Unibank’s owners have contested the dire financial performance figures released recently by the BoG insisting that they have been deliberately doctored to justify the Central Bank’s actions.

The Royal Bank has followed a similar path, resulting in a capital deficiency of GHc567.78million and a negative CAR of 80.53% by May 31, 2018 by which time its non-performing loans constituted 78.79% of its total loan portfolio.

The other three banks involved though have had problems of a different nature. Simply put they each presented borrowed funds as their share capital to the BoG in fulfillment of the minimum share capital requirement of GHc120 million at the time, in order to secure their banking license. Not only does this contravene the law, but it also prevented the banks from effectively having access to their own purported share capital, when their deteriorating liquidity positions required them to do so.

What all five banks had in common though was grossly inadequate capital and severe illiquidity, both of which were putting depositors’ funds at risk. With a new minimum capital requirement of GHc400 million, the new capital needed to recapitalize each bank separately was simply too much. Indeed, right from the start, the BoG had intended to force consolidation in the industry by setting a minimum capital requirement that would force banks to merge in order to meet it and this is precisely what it has done in establishing the aptly named, Consolidated Bank.



Starting out with GHc 450 million in share capital and the proceeds of a GHc5.76 billion bond issuance by government to enable it bridge the combined capital deficit of the five constituent banks, Consolidated Bank has become, right from the start, Ghana’s third largest bank and one with nationwide branch network spread, primarily due to the extensive branch network of the erstwhile Unibank.

However, there are worries. The primary one is the logistical problem of integrating the processes and procedures of five different banks, without any time available to perfect the integration before offering services to the banking public under one umbrella.

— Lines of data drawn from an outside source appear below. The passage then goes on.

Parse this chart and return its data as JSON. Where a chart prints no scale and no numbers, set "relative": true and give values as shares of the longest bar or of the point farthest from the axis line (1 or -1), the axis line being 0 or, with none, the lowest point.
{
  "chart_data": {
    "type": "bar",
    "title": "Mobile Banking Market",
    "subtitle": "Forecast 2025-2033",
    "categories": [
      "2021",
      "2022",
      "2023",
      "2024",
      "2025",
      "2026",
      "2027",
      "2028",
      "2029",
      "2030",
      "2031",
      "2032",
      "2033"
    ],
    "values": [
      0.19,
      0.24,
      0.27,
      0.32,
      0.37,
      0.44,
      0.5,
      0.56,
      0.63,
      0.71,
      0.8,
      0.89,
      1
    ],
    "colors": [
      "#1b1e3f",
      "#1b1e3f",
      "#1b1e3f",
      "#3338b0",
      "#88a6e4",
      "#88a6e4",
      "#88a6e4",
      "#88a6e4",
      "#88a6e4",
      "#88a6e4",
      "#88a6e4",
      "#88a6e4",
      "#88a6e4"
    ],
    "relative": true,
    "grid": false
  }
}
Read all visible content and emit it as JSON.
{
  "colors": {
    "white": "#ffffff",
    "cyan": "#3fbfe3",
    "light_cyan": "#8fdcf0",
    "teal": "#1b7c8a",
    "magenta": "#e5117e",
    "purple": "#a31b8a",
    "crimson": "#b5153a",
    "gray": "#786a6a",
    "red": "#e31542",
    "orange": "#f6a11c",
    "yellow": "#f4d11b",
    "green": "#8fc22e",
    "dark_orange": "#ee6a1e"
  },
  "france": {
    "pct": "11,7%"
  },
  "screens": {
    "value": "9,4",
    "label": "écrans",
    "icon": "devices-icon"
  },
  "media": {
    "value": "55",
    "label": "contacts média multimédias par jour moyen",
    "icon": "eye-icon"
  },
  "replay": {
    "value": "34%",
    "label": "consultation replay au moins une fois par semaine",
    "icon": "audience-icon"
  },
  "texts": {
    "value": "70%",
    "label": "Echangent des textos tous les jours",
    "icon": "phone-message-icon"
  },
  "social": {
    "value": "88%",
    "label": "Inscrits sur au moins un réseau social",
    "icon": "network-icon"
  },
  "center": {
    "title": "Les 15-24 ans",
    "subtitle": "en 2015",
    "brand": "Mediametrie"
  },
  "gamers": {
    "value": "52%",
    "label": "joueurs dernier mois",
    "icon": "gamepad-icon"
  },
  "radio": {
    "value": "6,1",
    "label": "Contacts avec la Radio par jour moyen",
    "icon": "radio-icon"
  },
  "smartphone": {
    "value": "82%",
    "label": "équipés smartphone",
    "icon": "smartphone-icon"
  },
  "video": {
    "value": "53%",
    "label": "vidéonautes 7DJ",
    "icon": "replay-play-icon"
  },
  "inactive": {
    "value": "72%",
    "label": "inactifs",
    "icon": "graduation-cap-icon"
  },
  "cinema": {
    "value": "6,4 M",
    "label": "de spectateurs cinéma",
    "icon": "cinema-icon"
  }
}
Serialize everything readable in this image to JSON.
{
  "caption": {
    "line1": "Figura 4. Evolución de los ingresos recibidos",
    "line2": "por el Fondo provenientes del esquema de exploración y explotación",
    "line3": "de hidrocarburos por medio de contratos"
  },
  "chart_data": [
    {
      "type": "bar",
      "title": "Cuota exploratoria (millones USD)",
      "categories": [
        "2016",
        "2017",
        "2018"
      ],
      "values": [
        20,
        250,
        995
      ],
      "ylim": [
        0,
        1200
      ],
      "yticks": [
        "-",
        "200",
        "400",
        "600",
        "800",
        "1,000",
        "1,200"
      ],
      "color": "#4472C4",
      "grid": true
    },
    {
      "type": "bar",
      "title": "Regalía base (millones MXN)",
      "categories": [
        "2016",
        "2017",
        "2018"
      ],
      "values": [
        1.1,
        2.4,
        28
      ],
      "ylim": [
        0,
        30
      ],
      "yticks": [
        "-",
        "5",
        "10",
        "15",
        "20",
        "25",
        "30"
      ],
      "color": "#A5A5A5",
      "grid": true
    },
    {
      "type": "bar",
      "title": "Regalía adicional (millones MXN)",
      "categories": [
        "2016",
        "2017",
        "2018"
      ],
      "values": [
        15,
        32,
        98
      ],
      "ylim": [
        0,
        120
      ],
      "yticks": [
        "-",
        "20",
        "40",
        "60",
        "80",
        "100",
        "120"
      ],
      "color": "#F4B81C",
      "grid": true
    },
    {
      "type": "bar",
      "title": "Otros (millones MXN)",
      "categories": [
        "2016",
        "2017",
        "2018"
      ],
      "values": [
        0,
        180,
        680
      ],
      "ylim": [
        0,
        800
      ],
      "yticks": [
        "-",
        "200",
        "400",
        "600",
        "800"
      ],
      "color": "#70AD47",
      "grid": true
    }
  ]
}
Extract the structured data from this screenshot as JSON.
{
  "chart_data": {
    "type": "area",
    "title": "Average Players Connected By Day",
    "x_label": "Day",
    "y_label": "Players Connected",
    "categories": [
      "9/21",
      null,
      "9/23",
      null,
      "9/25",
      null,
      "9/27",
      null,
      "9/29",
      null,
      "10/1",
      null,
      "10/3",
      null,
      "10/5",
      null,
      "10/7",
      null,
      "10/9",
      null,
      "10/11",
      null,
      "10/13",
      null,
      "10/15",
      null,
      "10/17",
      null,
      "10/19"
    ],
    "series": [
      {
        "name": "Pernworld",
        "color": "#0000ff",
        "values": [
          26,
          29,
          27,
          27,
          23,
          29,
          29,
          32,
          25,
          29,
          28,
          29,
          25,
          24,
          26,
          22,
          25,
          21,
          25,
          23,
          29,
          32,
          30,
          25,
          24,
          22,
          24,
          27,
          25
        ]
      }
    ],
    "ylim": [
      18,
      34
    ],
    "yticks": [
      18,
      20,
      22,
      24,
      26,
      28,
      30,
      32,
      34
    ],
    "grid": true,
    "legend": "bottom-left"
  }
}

Indeed, initially, while the bank has one managing director and chief executive, a distinguished banking professional in the person of David Ashong, there are different top managers responsible for overseeing the individual inherited asset and liability portfolios of each of the five banks.

Another is the spectre of substantial job losses. Although the BoG governor, Dr Ernest Addison claims that there will be no job losses, analysts agree that this is a very unlikely prospect since there is currently multiple duplications of job responsibilities among management staff and close geographical proximity of branches of several of the five constituent banks in some locations which will warrant branch closures.

Add to these challenges the issue of sheer asset quality. Although the clearly bad loans of the five banks have been handed over to the receiver rather than to the newly established bank, it is definitely starting out with a less than ideal loan portfolio in terms of asset quality. This will curtail income streams at an initial stage when the bank will have to meet bloated staff and other running costs as well as prepare to begin amortizing the bonds issued by government on its behalf.

Most importantly though the BOG’s strategy has ensured the immediate preservation of depositors’ funds placed with five banks that were in regular need of emergency liquidity support just to cover deposit withdrawals as they were being made.

The revocation of five banking licenses and the establishment of a new state-owned bank that immediately ranks among the biggest in the country has dramatically changed the structure of Ghana’s commercial banking industry.

No matter one’s take on the BOG’s interventions and actions these are very bold steps that should serve the country well. The full merits or otherwise would become self-evident in the course of time. Immediate attention however is on what would happen at the expiration of the deadline for recapitalization. For sure things would never be the same again.